On the extremes of the spectrum are the highly intelligent autistics, which clearly show the complexities of the human brain. Also known as Asperger Syndrome, this form of the disease makes up for social inadequacy by often giving people highly superior perception and memory. Highly intelligent autistics often can be incredible painters, musicians, and mathematicians, while lacking the most basic social skills. The most extreme version of this is savant syndrome, where autistic individuals possess super human abilities. Kim Peek, a savant made famous by the movie Rainman, has the ability to remember a 900 page book word for word, while being incapable of carrying the most simplest of conversations.
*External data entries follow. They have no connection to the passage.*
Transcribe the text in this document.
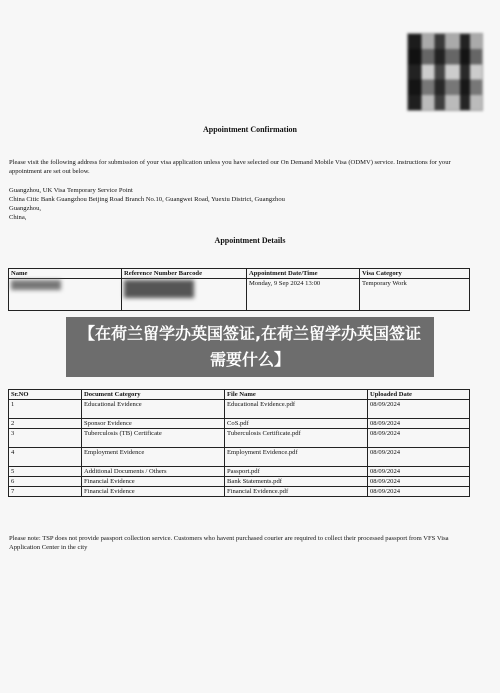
Appointment Confirmation
Please visit the following address for submission of your visa application unless you have selected our On Demand Mobile Visa (ODMV) service. Instructions for your appointment are set out below.
Guangzhou, UK Visa Temporary Service Point
China Citic Bank Guangzhou Beijing Road Branch No.10, Guangwei Road, Yuexiu District, Guangzhou
Guangzhou,
China,
Appointment Details
Name	Reference Number Barcode	Appointment Date/Time	Visa Category
		Monday, 9 Sep 2024 13:00	Temporary Work
Sr.NO	Document Category	File Name	Uploaded Date
1	Educational Evidence	Educational Evidence.pdf	08/09/2024
2	Sponsor Evidence	CoS.pdf	08/09/2024
3	Tuberculosis (TB) Certificate	Tuberculosis Certificate.pdf	08/09/2024
4	Employment Evidence	Employment Evidence.pdf	08/09/2024
5	Additional Documents / Others	Passport.pdf	08/09/2024
6	Financial Evidence	Bank Statements.pdf	08/09/2024
7	Financial Evidence	Financial Evidence.pdf	08/09/2024
Please note: TSP does not provide passport collection service. Customers who havent purchased courier are required to collect their processed passport from VFS Visa Application Center in the city
【在荷兰留学办英国签证,在荷兰留学办英国签证需要什么】
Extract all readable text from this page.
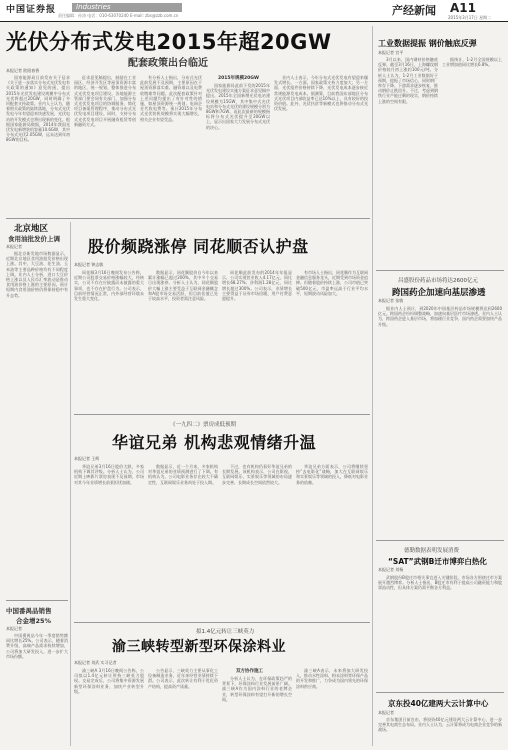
中国证券报	Industries
责任编辑：孙涛 电话：010-63070240 E-mail: zbs@zzb.com.cn	产经新闻 A11
2015年3月17日 星期二
光伏分布式发电2015年超20GW
配套政策出台临近
本报记者 欧阳春香

国家能源局日前发布关于征求《关于进一步落实分布式光伏发电有关政策的通知》意见的函，提出2015年光伏发电建设规模中分布式光伏将超过20GW，同时明确了多项配套支持政策。业内人士认为，随着相关政策的陆续落地，分布式光伏发电今年有望迎来快速发展，光伏电站的开发模式也将出现新的变化。根据国家能源局数据，2014年我国光伏发电新增装机容量10.6GW，其中分布式光伏2.05GW，远未达到年初8GW的目标。

征求意见稿提出，鼓励在工业园区、经济开发区等屋顶资源丰富的地区，统一规划、整体推进分布式光伏发电项目建设。各地能源主管部门要会同有关部门，加强分布式光伏发电项目的协调服务，简化项目备案管理程序，推动分布式光伏发电项目建设。同时，支持分布式光伏发电项目开展融资租赁等创新融资方式。

有分析人士指出，分布式光伏此前发展不及预期，主要原因在于屋顶资源落实难、融资难以及电费收缴难等问题。此次配套政策针对上述问题均提出了有针对性的措施，如屋顶资源统一规划、电网企业代收电费等。预计2015年分布式光伏装机规模将实现大幅增长，相关企业有望受益。

2015年规模20GW

国家能源局此前下发的2015年光伏发电建设实施方案征求意见稿中提出，2015年全国新增光伏电站建设规模为15GW，其中集中式光伏电站和分布式光伏的建设规模分别为8GW和7GW。而此次最新的规模指标将分布式光伏提升至20GW以上，显示出国家大力发展分布式光伏的决心。

业内人士表示，今年分布式光伏发电有望迎来爆发式增长。一方面，国家政策支持力度加大；另一方面，光伏组件价格持续下降，光伏发电成本逐步接近常规能源发电成本。据测算，目前我国东部地区分布式光伏项目内部收益率已达10%以上，具有较好的投资价值。此外，光伏扶贫等新模式也将推动分布式光伏发展。

北京地区
食用油批发价上调
本报记者

据北京新发地市场数据显示，近期北京地区食用油批发价格出现上涨。其中，大豆油、花生油、玉米油等主要品种价格均有不同程度上调。业内人士分析，进口大豆价格上涨以及人民币汇率波动是推动食用油价格上涨的主要原因。预计短期内食用油价格仍将保持稳中有升态势。

中国番禺品销售
合金增25%
本报记者

中国番禺品今年一季度销售额同比增长25%。公司表示，随着消费升级，高端产品需求持续增加，公司将加大研发投入，进一步扩大市场份额。

股价频跷涨停 同花顺否认护盘
本报记者 钟志敏

同花顺3月16日晚间发布公告称，近期公司股票交易价格涨幅较大，经核实，公司不存在应披露而未披露的重大事项，也不存在护盘行为。公司表示，目前经营情况正常，内外部经营环境未发生重大变化。

数据显示，同花顺股价自今年以来累计涨幅已超过200%，其中多个交易日出现涨停。分析人士认为，同花顺股价大幅上涨主要受益于互联网金融概念和A股市场交易活跃，但目前估值已处于较高水平，投资者需注意风险。

同花顺此前发布的2014年年报显示，公司实现营业收入4.17亿元，同比增长68.27%；净利润1.28亿元，同比增长超过300%。公司表示，业绩增长主要得益于证券市场回暖，用户付费意愿提升。

有市场人士指出，同花顺作为互联网金融信息服务龙头，近期受到市场资金追捧。但随着股价持续上涨，公司市值已突破500亿元，市盈率远高于行业平均水平，短期波动风险加大。

《一九四二》票房成低预期
华谊兄弟 机构悲观情绪升温
本报记者 王辉

华谊兄弟3月16日股价大跌，多家机构下调其评级。分析人士认为，公司近期上映影片票房表现不及预期，市场对其今年业绩增长前景担忧加剧。

数据显示，近一个月来，多家机构对华谊兄弟的业绩预测进行了下调。有机构认为，公司电影业务存在较大不确定性，互联网娱乐业务尚处于投入期。

不过，也有机构仍看好华谊兄弟的长期发展。该机构表示，公司在影视、互联网娱乐、实景娱乐等领域的布局逐步完善，长期成长空间依然较大。

华谊兄弟方面表示，公司将继续坚持“去电影化”战略，加大在互联网娱乐和实景娱乐等领域的投入，降低对电影业务的依赖。

拟1.4亿元转让三峡英力
渝三峡转型新型环保涂料业
本报记者 刘武 实习记者

渝三峡A 3月16日晚间公告称，公司拟以1.4亿元转让所持三峡英力股权。交易完成后，公司将集中资源发展新型环保涂料业务，加快产业转型升级。

公告显示，三峡英力主要从事化工设备制造业务，近年来经营业绩持续下滑。公司表示，此次转让有利于优化资产结构，提高资产质量。

双方协作施工

分析人士认为，在环保政策趋严的背景下，环保涂料行业发展前景广阔。渝三峡A作为国内涂料行业的老牌企业，转型环保涂料有望打开新的增长空间。

渝三峡A表示，未来将加大研发投入，推动水性涂料、粉末涂料等环保产品的开发和推广，力争成为国内领先的环保涂料供应商。

工业数据提振 钢价触底反弹
本报记者 官平

3月以来，国内钢材价格触底反弹。截至3月16日，上海螺纹钢价格较月初上涨约100元/吨。分析人士认为，1-2月工业数据好于预期，提振了市场信心，同时钢厂库存下降、下游需求逐步恢复，推动钢价止跌回升。不过，考虑到钢铁行业产能过剩的现实，钢价持续上涨的空间有限。

据统计，1-2月全国规模以上工业增加值同比增长6.8%。

昌盛股份药品市场将达2600亿元
跨国药企加速向基层渗透
本报记者 张敏

据业内人士预计，到2020年中国基层药品市场规模将达到2600亿元。跨国药企纷纷调整战略，加速向基层医疗市场渗透。业内人士认为，跨国药企进入基层市场，将加剧行业竞争，国内药企需要加快产品升级。

德勤数据表明发展消费
“SAT”武钢B迁市博弈白热化
本报记者 刘杨

武钢股份B股迁市相关事宜进入关键阶段。市场各方围绕迁市方案展开激烈博弈。分析人士指出，B股迁市有利于提高公司融资能力和股票流动性，但具体方案仍需平衡各方利益。

京东投40亿建两大云计算中心
本报记者

京东集团日前宣布，将投资40亿元建设两大云计算中心，进一步完善其电商生态布局。业内人士认为，云计算将成为电商企业竞争的新战场。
It is almost impossible to create a universal treatment for Autism because its effects are so different in every individual. Intensive treatments and behavior therapies are often applied from an early age, in attempt to lessen the profoundness of the disorder. These treatments try to teach social skills and promote communication in autistic children. Early intervention has shown to have some positive results, but even supporters have admitted that great improvement is highly unlikely. Observation has shown that autism can worsen or improve with age completely on its own. More than half of autistic children are prescribed psychoactive drugs including anti-depressants and stimulants to help control their symptoms. Either than this, little else can be done to help autistic individuals. Because autism is a problem in the way the brain innately works, rather than being a problem of neurotransmitters like other disorders, treatment options are so limited. It is unfortunate that will all of our advances in modern medicine, we still have so little options against the curse of Autism.

A few strengths of the article are that it gives a great deal of information of what Autism is as well as how Autism has been viewed. It also gives a look into how having a child with Autism can affect the parents as well as the child. The author gives insight into the Autism spectrum. Interacting with individuals with Autism can be stressful for anyone is not only an adjustment for the community and the parents but the individual also. I did not really find any weaknesses in the article to critique.
In the amount of time I have been working my internship with the population of developmentally disabled individuals, I have found that a vast majority have Autism Spectrum Disorders. I sit in amazement as I watch how they interact with each other and the staff. It is truly an adjustment for the families leaving their loved ones in the hands of strangers per se, but it is also an adjustment for many of individuals with Autism being away from their families and familiar surroundings.